Are there efforts to expand these compacts?

Yes, advocacy from groups like the American Nurses Association, Weill Cornell Medicine, and the American Counseling Association drives legislation, such as in Michigan and New York for the NLC and IMLC, and Texas for the Counseling Compact. Provincial psychology boards and physical therapists are also exploring interstate telehealth practice through similar compacts.

Do compacts compromise care quality?

No, compacts maintain high standards, including clean disciplinary records and background checks, ensuring care quality while eliminating redundant processes. Physician assistants and other health care professionals must still meet all licensure and registration requirements, including those related to medical school credentials and professional standards.

How do compacts address psychiatry and psychology shortages?
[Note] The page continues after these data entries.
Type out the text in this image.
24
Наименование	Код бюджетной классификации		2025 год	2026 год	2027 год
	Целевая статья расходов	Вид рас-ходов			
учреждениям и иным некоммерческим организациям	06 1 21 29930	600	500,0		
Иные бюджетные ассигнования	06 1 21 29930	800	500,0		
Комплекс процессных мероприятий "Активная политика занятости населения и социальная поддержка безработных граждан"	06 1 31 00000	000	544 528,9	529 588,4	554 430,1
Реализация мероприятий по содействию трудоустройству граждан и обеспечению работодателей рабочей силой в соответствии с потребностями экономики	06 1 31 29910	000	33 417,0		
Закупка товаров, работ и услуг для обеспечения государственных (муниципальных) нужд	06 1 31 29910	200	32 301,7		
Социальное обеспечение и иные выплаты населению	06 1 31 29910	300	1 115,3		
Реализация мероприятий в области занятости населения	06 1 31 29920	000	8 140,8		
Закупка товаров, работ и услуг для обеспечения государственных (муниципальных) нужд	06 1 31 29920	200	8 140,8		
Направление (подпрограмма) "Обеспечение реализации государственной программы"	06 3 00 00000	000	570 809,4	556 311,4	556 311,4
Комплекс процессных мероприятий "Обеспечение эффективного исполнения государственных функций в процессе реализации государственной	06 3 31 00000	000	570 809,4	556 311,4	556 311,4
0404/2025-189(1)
Compacts like the IMLC and Counseling Compact enable psychiatrists and counselors to practice across states via telemedicine, reducing wait times and providing on-demand mental health services in areas with severe provider shortages. Advances in real time telehealth technologies enable providers to prescribe controlled substances when authorized, provided they follow all legal requirements, including providing informed consent and obtaining consent from patients.

How does FasPsych leverage compacts for telepsychiatry?

FasPsych’s providers, licensed within the NLC, IMLC, and Counseling Compact, offer affordable, high-quality telepsychiatry with specialized and diverse expertise, including Spanish-language support, meeting the needs of medical facilities nationwide.